Als Nächstes hob sie mit der anderen Hand den langen und zerfetzten Körper auf und stöhnte angesichts der Löcher, die in Ermots seidige Haut geschossen worden waren; angesichts der Löcher und des zerrissenen roten Fleischs darunter. Zweimal legte sie den Kopf an den Kadaver und murmelte Beschwörungen, aber nichts geschah. Natürlich nicht. Ermot befand sich außer Reichweite ihrer Zaubersprüche. Armer Ermot.
Sie drückte seinen Kopf an die eine alte Hängebrust und seinen Körper an die andere. Während sein letztes Blut ihr Kleid tränkte, sah sie in die Richtung, wohin die verhassten Jungs geritten waren.
»Das zahle ich euch heim«, flüsterte sie. »Bei allen Göttern, die je existiert haben, das zahle ich euch heim. Wenn ihr am wenigsten damit rechnet, wird Rhea zur Stelle sein, und eure Schreie werden euch die Kehlen zerreißen. Habt ihr mich gehört? Eure Schreie werden euch die Kehlen zerreißen!«
Sie kniete noch einen Augenblick an der Stelle, dann stand sie auf, drückte Ermot an ihren Busen und schlurfte zur Hütte zurück.
Kapitel 5
D ER R EGENBOGEN DES Z AUBERERS
1
Am Nachmittag drei Tage nach Rolands und Cuthberts Besuch auf dem Cöos gingen Roy Depape und Clay Reynolds den oberen Flur des Traveller’s Rest entlang zu dem geräumigen Zimmer, das Coral Thorin dort für sich reserviert hatte. Reynolds klopfte. Jonas rief ihm zu, er solle hereinkommen, es sei offen.

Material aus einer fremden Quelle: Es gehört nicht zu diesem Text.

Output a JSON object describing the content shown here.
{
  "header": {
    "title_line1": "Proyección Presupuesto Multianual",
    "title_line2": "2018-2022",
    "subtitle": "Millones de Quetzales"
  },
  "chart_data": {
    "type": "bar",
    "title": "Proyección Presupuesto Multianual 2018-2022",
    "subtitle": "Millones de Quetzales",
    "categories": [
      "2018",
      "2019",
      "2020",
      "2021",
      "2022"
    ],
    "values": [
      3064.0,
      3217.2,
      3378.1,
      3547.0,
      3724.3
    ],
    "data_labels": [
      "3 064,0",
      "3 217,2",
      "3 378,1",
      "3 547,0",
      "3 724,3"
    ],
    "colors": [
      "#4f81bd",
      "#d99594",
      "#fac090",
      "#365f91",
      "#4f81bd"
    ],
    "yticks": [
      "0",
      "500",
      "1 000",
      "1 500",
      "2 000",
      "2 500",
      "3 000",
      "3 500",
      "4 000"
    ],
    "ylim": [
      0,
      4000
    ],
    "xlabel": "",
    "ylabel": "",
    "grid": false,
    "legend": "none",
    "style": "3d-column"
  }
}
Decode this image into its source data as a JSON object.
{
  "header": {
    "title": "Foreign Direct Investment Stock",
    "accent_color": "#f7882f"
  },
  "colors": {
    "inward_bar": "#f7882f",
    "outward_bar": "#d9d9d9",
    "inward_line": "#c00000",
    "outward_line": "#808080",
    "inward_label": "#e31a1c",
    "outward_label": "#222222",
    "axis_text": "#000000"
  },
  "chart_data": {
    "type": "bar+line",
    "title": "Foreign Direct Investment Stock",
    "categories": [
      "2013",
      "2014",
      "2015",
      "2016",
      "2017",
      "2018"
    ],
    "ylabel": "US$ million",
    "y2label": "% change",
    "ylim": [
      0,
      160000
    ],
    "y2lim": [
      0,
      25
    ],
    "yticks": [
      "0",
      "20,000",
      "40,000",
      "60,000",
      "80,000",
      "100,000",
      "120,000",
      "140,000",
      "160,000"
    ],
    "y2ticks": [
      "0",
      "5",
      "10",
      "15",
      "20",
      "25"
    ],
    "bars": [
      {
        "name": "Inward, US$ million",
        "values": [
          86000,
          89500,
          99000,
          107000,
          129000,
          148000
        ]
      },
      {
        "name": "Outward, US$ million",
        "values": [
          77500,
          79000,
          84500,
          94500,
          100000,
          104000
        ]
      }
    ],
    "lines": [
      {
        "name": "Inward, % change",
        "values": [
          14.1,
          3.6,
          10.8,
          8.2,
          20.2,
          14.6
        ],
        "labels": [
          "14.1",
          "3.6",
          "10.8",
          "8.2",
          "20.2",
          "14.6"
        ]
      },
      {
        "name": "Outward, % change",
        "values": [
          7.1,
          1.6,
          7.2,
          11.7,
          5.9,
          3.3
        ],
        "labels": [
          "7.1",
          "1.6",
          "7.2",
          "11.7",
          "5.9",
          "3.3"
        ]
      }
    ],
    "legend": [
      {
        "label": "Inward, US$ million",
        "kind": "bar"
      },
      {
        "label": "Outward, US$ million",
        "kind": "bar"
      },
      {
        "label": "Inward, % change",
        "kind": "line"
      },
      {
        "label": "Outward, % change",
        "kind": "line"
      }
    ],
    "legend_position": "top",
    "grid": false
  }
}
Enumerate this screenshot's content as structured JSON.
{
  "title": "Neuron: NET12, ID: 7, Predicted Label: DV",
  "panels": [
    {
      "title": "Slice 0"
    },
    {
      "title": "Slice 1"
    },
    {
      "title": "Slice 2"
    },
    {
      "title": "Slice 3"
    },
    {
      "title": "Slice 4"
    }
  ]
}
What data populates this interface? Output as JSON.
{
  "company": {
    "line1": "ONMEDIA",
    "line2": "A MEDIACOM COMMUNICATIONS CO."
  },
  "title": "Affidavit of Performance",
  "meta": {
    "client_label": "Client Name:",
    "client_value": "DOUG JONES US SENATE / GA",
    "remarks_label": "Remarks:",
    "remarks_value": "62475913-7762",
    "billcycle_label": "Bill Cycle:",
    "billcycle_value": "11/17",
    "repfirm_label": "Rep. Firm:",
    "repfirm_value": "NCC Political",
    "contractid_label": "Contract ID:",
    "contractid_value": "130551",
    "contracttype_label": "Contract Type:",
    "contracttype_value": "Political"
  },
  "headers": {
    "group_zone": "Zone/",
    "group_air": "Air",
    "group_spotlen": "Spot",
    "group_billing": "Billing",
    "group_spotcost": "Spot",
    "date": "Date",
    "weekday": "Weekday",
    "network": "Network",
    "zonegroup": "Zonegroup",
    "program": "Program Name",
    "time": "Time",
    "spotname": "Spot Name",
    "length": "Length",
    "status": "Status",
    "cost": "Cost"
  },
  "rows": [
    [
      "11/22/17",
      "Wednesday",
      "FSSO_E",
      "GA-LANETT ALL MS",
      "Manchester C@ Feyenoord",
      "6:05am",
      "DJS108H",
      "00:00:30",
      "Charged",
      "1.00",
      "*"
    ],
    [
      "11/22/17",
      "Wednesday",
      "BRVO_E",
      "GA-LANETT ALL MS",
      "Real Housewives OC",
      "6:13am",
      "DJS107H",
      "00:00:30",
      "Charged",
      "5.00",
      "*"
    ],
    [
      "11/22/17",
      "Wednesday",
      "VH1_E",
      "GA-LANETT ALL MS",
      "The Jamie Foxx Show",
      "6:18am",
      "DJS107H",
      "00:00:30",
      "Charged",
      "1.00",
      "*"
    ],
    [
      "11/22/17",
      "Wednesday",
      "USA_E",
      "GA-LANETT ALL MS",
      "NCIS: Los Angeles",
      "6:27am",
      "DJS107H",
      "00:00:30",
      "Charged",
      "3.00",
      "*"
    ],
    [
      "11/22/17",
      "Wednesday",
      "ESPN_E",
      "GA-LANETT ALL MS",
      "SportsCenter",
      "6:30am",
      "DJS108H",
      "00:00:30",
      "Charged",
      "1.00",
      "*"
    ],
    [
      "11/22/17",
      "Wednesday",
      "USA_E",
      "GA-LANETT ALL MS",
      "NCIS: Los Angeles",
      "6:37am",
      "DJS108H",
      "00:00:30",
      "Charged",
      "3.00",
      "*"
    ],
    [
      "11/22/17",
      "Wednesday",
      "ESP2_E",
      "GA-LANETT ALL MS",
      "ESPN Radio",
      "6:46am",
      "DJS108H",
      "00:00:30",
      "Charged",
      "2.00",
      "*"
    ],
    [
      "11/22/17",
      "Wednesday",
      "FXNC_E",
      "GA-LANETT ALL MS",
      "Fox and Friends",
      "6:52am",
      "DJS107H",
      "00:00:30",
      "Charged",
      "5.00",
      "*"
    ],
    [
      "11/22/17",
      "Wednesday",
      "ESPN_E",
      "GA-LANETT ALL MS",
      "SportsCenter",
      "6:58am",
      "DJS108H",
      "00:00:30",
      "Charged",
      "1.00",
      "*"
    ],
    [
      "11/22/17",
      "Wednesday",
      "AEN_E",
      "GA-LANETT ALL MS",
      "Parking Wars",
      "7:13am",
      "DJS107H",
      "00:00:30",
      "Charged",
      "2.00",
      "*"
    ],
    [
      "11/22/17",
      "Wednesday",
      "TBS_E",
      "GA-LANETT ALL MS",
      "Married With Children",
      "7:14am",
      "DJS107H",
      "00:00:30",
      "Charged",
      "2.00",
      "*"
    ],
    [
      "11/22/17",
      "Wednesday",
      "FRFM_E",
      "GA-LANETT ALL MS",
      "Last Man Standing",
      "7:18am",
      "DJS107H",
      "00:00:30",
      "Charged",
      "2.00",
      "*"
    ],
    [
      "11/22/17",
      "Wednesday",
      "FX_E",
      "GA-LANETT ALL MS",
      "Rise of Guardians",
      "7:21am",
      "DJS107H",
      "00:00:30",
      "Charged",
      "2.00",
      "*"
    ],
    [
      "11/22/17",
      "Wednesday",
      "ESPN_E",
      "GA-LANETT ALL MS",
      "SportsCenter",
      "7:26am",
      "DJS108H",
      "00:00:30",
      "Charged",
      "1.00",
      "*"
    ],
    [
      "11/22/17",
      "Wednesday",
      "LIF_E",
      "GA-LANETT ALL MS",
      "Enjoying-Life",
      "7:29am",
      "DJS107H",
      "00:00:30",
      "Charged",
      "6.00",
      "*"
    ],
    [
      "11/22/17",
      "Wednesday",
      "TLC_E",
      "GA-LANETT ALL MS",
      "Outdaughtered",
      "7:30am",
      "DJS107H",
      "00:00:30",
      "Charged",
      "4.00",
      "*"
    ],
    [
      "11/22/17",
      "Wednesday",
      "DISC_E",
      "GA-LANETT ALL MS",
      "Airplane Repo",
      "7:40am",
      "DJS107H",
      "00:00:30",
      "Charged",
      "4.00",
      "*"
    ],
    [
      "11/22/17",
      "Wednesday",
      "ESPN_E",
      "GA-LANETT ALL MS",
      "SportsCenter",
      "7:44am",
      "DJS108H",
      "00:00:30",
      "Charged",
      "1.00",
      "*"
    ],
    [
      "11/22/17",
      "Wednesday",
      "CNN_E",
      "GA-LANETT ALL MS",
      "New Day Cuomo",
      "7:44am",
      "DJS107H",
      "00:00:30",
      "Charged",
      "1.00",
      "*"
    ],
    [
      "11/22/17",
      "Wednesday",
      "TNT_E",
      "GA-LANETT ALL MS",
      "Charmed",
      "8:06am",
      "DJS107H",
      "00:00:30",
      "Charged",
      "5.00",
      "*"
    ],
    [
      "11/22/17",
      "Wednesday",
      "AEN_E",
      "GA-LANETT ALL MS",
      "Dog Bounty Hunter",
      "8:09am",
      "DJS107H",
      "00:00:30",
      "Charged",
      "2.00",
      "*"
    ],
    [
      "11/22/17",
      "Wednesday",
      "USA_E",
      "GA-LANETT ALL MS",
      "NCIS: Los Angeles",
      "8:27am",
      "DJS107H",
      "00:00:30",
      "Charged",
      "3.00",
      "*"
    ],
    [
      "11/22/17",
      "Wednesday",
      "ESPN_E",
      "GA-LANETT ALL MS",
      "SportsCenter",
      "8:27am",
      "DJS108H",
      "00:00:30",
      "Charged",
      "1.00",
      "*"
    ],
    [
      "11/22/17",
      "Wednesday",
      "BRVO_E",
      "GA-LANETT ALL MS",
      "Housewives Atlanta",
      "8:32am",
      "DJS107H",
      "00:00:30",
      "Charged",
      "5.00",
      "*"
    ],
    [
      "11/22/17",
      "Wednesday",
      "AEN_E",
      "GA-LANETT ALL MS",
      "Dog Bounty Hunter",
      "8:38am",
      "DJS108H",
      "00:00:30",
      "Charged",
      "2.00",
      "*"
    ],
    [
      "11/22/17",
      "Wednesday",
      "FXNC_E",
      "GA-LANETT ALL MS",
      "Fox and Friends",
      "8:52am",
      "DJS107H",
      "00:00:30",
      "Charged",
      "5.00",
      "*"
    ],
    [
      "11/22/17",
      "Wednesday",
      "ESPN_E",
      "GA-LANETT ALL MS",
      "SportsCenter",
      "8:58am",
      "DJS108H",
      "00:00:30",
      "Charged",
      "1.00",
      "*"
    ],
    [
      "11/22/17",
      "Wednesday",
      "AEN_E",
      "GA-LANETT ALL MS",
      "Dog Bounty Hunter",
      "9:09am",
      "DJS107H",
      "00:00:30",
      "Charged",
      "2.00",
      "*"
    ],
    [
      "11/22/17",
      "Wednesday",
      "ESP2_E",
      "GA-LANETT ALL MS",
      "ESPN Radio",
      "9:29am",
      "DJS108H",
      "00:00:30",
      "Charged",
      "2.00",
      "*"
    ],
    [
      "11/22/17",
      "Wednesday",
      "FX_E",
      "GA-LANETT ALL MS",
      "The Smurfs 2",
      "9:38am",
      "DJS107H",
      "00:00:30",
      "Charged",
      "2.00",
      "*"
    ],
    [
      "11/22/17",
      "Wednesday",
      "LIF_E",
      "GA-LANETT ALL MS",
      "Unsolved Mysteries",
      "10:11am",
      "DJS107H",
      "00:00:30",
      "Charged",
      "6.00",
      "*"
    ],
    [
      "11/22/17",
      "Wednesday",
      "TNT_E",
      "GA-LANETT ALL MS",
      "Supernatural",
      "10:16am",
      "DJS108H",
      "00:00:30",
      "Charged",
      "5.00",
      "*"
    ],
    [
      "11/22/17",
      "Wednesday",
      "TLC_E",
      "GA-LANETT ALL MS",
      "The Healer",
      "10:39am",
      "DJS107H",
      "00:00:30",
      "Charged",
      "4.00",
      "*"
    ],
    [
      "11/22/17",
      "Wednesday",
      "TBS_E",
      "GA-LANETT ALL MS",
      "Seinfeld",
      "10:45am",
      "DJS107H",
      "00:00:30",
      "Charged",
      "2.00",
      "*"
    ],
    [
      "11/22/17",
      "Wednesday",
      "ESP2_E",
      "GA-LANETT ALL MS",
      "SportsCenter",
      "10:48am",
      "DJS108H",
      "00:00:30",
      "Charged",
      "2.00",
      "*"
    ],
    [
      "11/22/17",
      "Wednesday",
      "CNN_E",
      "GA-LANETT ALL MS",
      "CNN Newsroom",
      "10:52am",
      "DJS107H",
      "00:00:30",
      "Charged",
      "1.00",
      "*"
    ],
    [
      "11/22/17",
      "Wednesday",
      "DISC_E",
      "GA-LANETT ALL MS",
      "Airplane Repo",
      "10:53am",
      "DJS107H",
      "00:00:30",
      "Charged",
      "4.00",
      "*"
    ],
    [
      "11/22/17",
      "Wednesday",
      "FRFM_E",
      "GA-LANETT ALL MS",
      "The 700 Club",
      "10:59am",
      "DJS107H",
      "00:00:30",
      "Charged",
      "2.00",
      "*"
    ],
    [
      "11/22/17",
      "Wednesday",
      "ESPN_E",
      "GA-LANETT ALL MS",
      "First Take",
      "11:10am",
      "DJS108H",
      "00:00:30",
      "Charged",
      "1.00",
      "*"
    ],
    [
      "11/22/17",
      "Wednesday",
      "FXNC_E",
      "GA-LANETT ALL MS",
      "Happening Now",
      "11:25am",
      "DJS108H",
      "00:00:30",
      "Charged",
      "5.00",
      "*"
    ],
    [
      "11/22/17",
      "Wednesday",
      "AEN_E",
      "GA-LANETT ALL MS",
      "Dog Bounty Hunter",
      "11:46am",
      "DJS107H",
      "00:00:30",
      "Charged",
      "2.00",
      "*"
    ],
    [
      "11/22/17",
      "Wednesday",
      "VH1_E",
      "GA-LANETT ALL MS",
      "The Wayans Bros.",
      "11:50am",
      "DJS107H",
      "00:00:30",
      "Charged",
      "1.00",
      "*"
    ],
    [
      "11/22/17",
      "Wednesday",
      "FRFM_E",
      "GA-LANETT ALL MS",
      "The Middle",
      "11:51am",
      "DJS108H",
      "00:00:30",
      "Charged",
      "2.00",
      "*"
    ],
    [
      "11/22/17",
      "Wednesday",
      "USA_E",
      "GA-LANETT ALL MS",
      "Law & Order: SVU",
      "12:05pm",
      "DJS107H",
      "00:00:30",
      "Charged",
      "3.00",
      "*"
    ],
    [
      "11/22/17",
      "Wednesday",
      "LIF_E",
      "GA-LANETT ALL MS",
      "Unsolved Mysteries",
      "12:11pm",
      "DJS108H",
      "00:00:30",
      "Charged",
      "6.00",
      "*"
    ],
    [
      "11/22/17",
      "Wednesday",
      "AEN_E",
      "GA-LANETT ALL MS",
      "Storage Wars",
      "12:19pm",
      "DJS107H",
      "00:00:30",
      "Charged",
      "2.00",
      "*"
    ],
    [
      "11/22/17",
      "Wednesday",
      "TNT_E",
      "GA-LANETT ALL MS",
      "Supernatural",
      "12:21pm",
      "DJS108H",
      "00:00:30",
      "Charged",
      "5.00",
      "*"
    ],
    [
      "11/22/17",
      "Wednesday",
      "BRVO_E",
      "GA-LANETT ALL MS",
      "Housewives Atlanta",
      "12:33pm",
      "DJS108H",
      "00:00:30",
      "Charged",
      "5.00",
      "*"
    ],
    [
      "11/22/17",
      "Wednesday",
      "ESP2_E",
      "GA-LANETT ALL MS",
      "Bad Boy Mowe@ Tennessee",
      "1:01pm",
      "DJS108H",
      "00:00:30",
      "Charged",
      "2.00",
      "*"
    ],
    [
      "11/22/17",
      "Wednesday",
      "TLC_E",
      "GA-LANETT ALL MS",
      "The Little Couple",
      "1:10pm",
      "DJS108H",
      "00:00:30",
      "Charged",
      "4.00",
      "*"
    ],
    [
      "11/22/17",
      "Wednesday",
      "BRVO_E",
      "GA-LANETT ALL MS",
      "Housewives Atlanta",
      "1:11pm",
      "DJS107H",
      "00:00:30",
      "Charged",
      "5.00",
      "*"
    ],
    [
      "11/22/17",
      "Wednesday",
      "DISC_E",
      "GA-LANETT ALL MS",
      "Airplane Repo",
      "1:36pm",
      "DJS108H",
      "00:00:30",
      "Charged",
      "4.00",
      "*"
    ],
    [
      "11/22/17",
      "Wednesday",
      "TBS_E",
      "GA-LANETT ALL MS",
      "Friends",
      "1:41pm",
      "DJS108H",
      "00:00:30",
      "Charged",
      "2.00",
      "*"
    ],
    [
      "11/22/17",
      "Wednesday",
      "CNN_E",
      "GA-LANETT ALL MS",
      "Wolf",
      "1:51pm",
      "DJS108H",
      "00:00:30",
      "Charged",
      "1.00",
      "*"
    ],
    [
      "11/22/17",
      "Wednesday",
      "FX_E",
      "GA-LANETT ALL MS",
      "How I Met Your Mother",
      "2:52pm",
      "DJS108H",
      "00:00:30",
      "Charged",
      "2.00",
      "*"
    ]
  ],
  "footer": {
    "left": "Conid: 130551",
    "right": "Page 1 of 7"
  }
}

Als Depape eintrat, sah er als Erstes Sai Thorin selbst in einem Schaukelstuhl am Fenster. Sie trug ein wattiertes Nachthemd aus weißer Seide und eine rote bufanda auf dem Kopf. Sie hatte Strickzeug auf dem Schoß. Depape sah sie überrascht an. Sie schenkte ihm und Reynolds ein rätselhaftes Lächeln, sagte »Hallo, Gents« und machte sich wieder über ihre Strickarbeit her. Draußen ertönte das Knattern von Feuerwerkskörpern (das Jungvolk konnte nie bis zum großen Tag warten; wenn sie Kracher in Händen hatten, dann hatten sie auch ein Streichholz, um sie anzuzünden), das unruhige Wiehern eines Pferdes und das ausgelassene Gelächter von Jungen.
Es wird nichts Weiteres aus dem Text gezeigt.